I will go gay for Mitsuuru
I don’t know if this is quite obvious, but watching anime wastes time quite well. Even with just following two series, one hour a week can be used for a lot of exercises already, or a lot of done homework. I’m not degrading anime, but being more intercalated with reality the realization simply came to me.
One thing, however, made me want to immerse myself immediately in the world of anime once again. This was the gender-reversal, or gender-bending of the characters of Haruhi Suzumiya. I know I’ve been terribly late for the party, but I found the idea to be simply marvelous. Haruki attracts me more as a character than Haruhi does simply because it feels so right: aggressiveness and impulsiveness are traits that are predominantly masculine in nature. In the movies we have John Rambo or Chuck Norris dive in nigh-impossible situations with little regard for their own safety: in anime we have Son Goku and the different Saiyans destroying worlds because of sheer impulse and aggression.
But as much as I would like to peg cynicism and acerbic wit as strengths of men as well, it would be no fun to watch Haruki and Kyon making out, would it? (It would probably be fun for the yaoi fangirls of the world, but for the most part homosexuality is looked upon as an aberration. It can be seen in the reactions of regular people watching the intimate scenes of Brokeback Mountain.)

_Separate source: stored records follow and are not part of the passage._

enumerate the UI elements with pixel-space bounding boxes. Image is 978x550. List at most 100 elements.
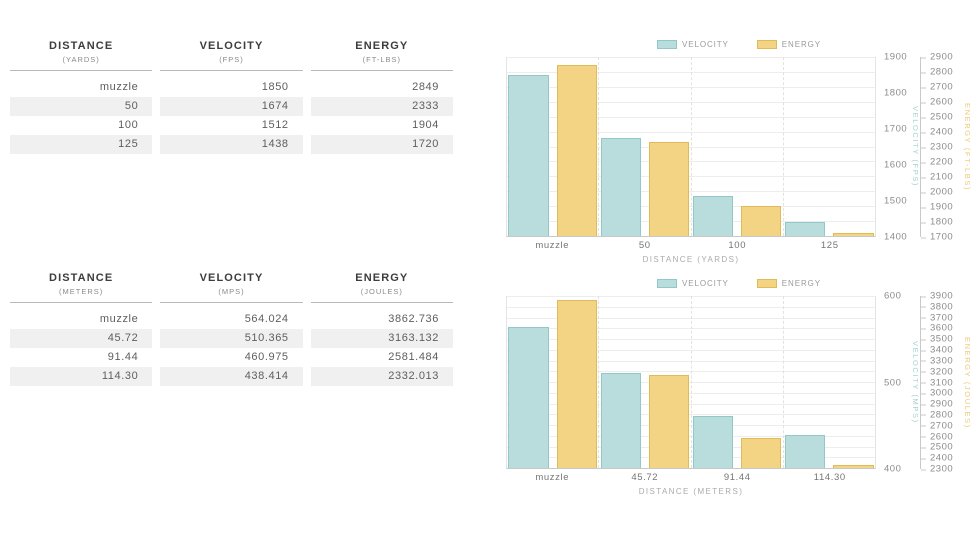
velocity-bar bbox=[692, 415, 734, 468]
table-cell: 3163.132 bbox=[310, 329, 453, 348]
energy-tick-label: 2900 bbox=[920, 51, 954, 63]
table-cell: 1674 bbox=[160, 97, 303, 116]
energy-tick-label: 2300 bbox=[920, 141, 954, 153]
chart-legend: VELOCITY ENERGY bbox=[506, 277, 972, 289]
column-header-unit: (METERS) bbox=[59, 287, 104, 296]
energy-tick-label: 2300 bbox=[920, 463, 954, 475]
velocity-bar bbox=[508, 326, 549, 468]
x-axis-labels: muzzle 45.72 91.44 114.30 bbox=[506, 469, 876, 486]
table-cell: 50 bbox=[10, 97, 153, 116]
column-header-unit: (JOULES) bbox=[360, 287, 403, 296]
table-cell: muzzle bbox=[99, 81, 139, 93]
energy-tick-label: 2400 bbox=[920, 126, 954, 138]
bar-group-muzzle bbox=[507, 296, 598, 468]
table-column-distance: DISTANCE (METERS) muzzle 45.72 91.44 114.30 bbox=[10, 272, 153, 386]
table-cell: 2333 bbox=[310, 97, 453, 116]
velocity-bar bbox=[692, 195, 734, 236]
energy-bar bbox=[833, 233, 874, 236]
table-cell: 100 bbox=[118, 119, 139, 131]
energy-tick-label: 2600 bbox=[920, 96, 954, 108]
legend-swatch-energy bbox=[756, 278, 777, 288]
bar-groups bbox=[507, 296, 875, 468]
energy-tick-label: 2500 bbox=[920, 111, 954, 123]
energy-axis-title: ENERGY (FT-LBS) bbox=[963, 102, 972, 192]
header-divider bbox=[10, 302, 153, 303]
chart-body: muzzle 45.72 91.44 114.30 DISTANCE (METERS) 4… bbox=[506, 291, 972, 499]
energy-tick-label: 3300 bbox=[920, 355, 954, 367]
energy-tick-label: 3100 bbox=[920, 377, 954, 388]
velocity-axis-title: VELOCITY (MPS) bbox=[911, 341, 920, 424]
energy-tick-label: 3000 bbox=[920, 387, 954, 399]
table-cell: 1512 bbox=[261, 119, 289, 131]
legend-item-energy[interactable]: ENERGY bbox=[756, 39, 821, 49]
energy-tick-label: 3600 bbox=[920, 322, 954, 334]
column-header: VELOCITY (FPS) bbox=[160, 40, 302, 70]
energy-tick-label: 1800 bbox=[920, 216, 954, 228]
column-header-unit: (FPS) bbox=[219, 55, 244, 64]
energy-tick-label: 2100 bbox=[920, 171, 954, 183]
velocity-axis-ticks: 1400 1500 1600 1700 1800 1900 bbox=[876, 52, 908, 243]
table-cell: 45.72 bbox=[10, 329, 153, 348]
column-header-label: ENERGY bbox=[355, 272, 409, 284]
ballistics-table-yards: DISTANCE (YARDS) muzzle 50 100 125 VELOCITY (FP… bbox=[10, 40, 453, 154]
table-cell: 1850 bbox=[261, 81, 289, 93]
bar-group-100 bbox=[690, 57, 783, 236]
legend-item-energy[interactable]: ENERGY bbox=[756, 278, 821, 288]
velocity-tick-label: 600 bbox=[884, 290, 902, 302]
velocity-tick-label: 1600 bbox=[884, 159, 908, 171]
table-column-velocity: VELOCITY (MPS) 564.024 510.365 460.975 438.41… bbox=[160, 272, 303, 386]
table-cell: 125 bbox=[10, 135, 153, 154]
x-category-label: 50 bbox=[638, 240, 651, 251]
table-cell: 438.414 bbox=[160, 367, 303, 386]
energy-tick-label: 3700 bbox=[920, 312, 954, 324]
energy-tick-label: 1900 bbox=[920, 201, 954, 213]
velocity-energy-chart-yards: VELOCITY ENERGY muzzle 50 100 125 DISTANCE (YA… bbox=[506, 38, 972, 267]
energy-bar bbox=[556, 300, 597, 468]
x-category-label: muzzle bbox=[535, 240, 570, 251]
plot-area bbox=[506, 57, 876, 237]
header-divider bbox=[310, 302, 453, 303]
x-category-label: 100 bbox=[728, 240, 747, 251]
column-header-label: DISTANCE bbox=[49, 40, 114, 52]
x-category-label: 125 bbox=[820, 240, 839, 251]
bar-group-114.30 bbox=[782, 296, 875, 468]
energy-axis-ticks: 1700 1800 1900 2000 2100 2200 2300 2400 2500 2600… bbox=[920, 52, 958, 243]
table-cell: 3862.736 bbox=[388, 313, 439, 325]
energy-axis-title: ENERGY (JOULES) bbox=[963, 336, 972, 429]
x-category-label: 114.30 bbox=[813, 472, 846, 483]
energy-tick-label: 3500 bbox=[920, 333, 954, 345]
energy-bar bbox=[648, 141, 690, 236]
table-cell: 460.975 bbox=[244, 351, 289, 363]
legend-label: ENERGY bbox=[781, 278, 821, 288]
table-column-energy: ENERGY (FT-LBS) 2849 2333 1904 1720 bbox=[310, 40, 453, 154]
legend-item-velocity[interactable]: VELOCITY bbox=[657, 278, 729, 288]
energy-tick-label: 1700 bbox=[920, 231, 954, 243]
bar-group-91.44 bbox=[690, 296, 783, 468]
energy-tick-label: 3800 bbox=[920, 301, 954, 313]
column-header-label: VELOCITY bbox=[199, 40, 264, 52]
energy-tick-label: 2600 bbox=[920, 431, 954, 443]
velocity-bar bbox=[600, 373, 641, 468]
velocity-tick-label: 1900 bbox=[884, 51, 908, 63]
table-column-distance: DISTANCE (YARDS) muzzle 50 100 125 bbox=[10, 40, 153, 154]
velocity-tick-label: 1800 bbox=[884, 87, 908, 99]
legend-item-velocity[interactable]: VELOCITY bbox=[657, 39, 729, 49]
ballistics-table-meters: DISTANCE (METERS) muzzle 45.72 91.44 114.30 VE… bbox=[10, 272, 453, 386]
legend-swatch-velocity bbox=[657, 278, 678, 288]
plot-column: muzzle 45.72 91.44 114.30 DISTANCE (METERS) bbox=[506, 296, 876, 499]
energy-tick-label: 2000 bbox=[920, 186, 954, 198]
column-header-label: ENERGY bbox=[355, 40, 409, 52]
velocity-axis-title: VELOCITY (FPS) bbox=[911, 106, 920, 188]
energy-bar bbox=[648, 375, 690, 468]
x-category-label: muzzle bbox=[535, 472, 570, 483]
energy-tick-label: 2800 bbox=[920, 66, 954, 78]
column-header: DISTANCE (YARDS) bbox=[10, 40, 152, 70]
x-axis-title: DISTANCE (YARDS) bbox=[642, 255, 740, 264]
legend-label: VELOCITY bbox=[682, 278, 729, 288]
energy-tick-label: 3200 bbox=[920, 366, 954, 378]
table-cell: 2849 bbox=[412, 81, 439, 93]
table-cell: 1904 bbox=[412, 119, 439, 131]
header-divider bbox=[10, 70, 153, 71]
bar-group-50 bbox=[598, 57, 690, 236]
energy-tick-label: 3900 bbox=[920, 290, 954, 302]
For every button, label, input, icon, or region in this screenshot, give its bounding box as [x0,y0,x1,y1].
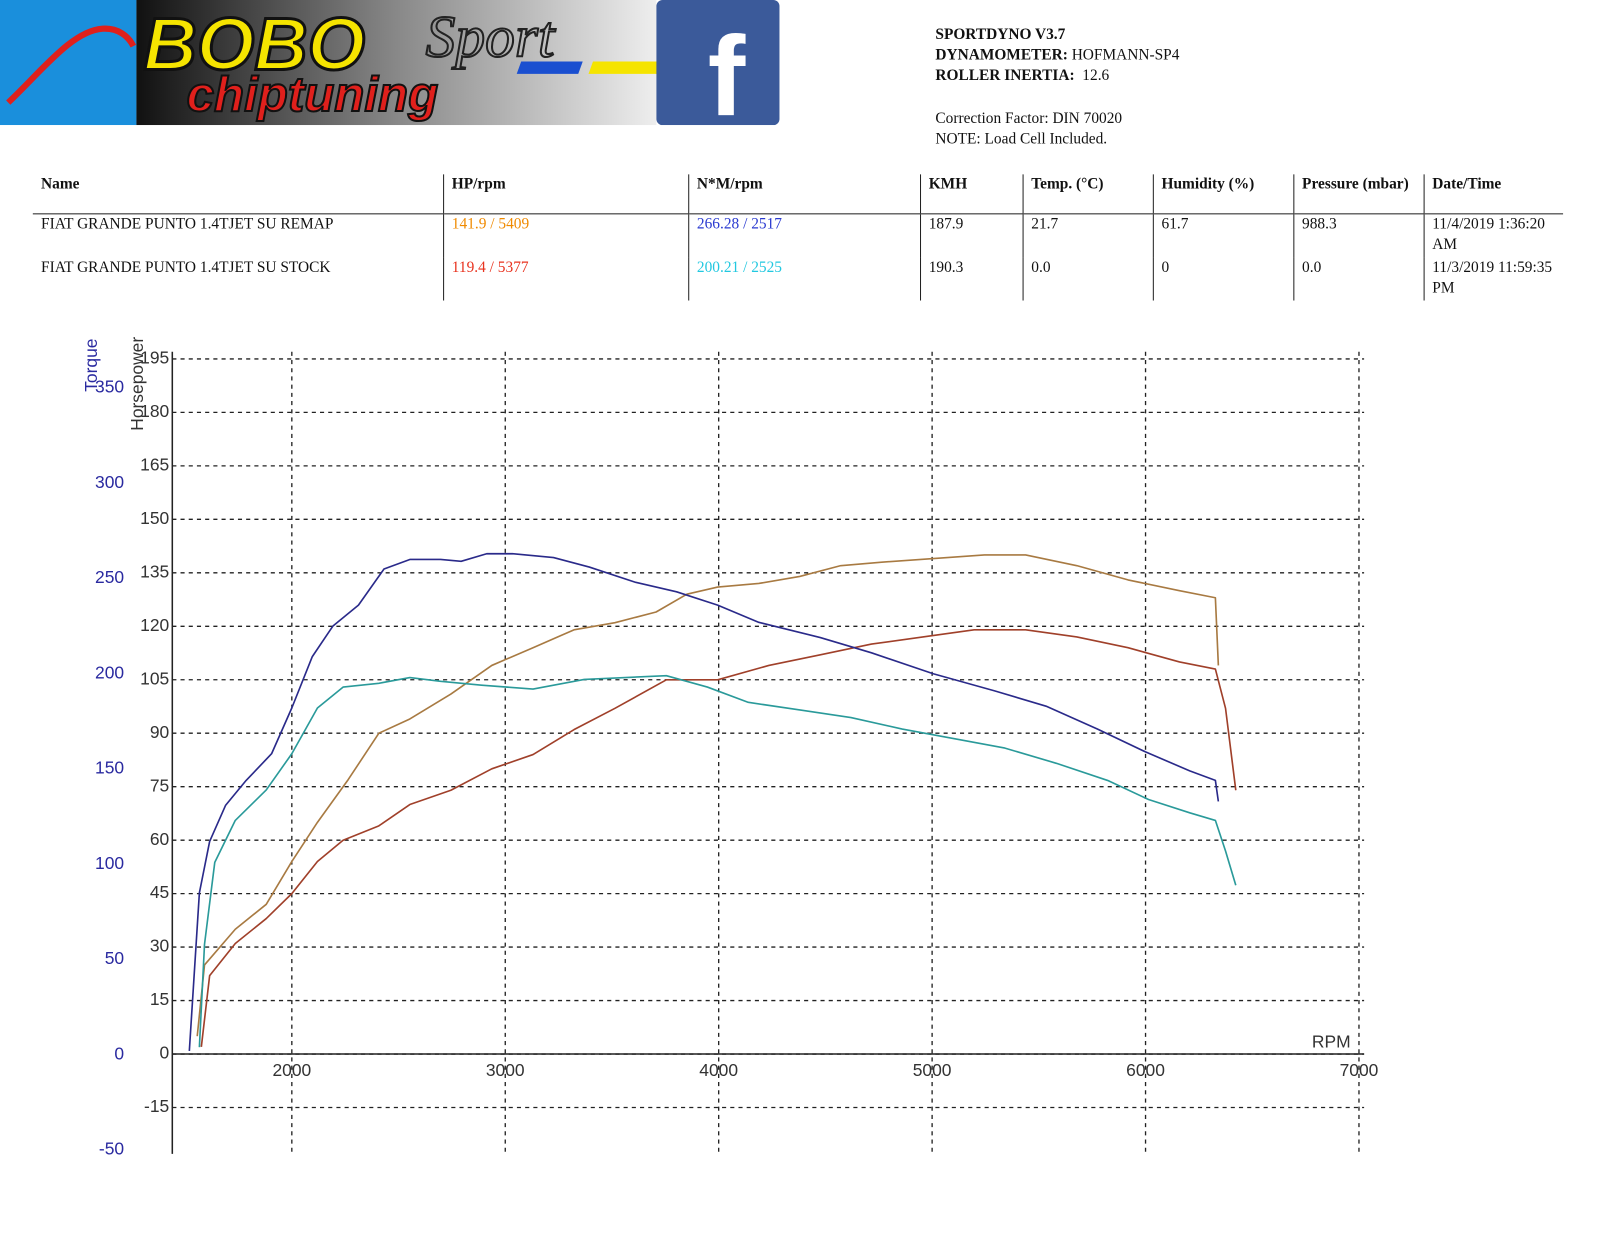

Kyonko also brings something new to the table. Society has noticed and has transformed itself in such a way that aggression in women as well as impulsiveness is no longer viewed as something abnormal. Women have become more and more empowered over the years; some women even attest that they are better than men. Satire and vitriol, however, remains firmly dominated by men (especially in literature). From the ramblings of Celine to the House of Leaves, it has always been a man’s game. Seeing Kyonko, who is Kyon but embodied in a girl, in action, would be truly a novelty. And this, I wager, would make the alternate universe of Haruki Suzumiya, Kyonko, Asahina Mitsuuru, Nagato Yuuki and Itsuko a lot more colorful than the world of Haruhi Suzumiya.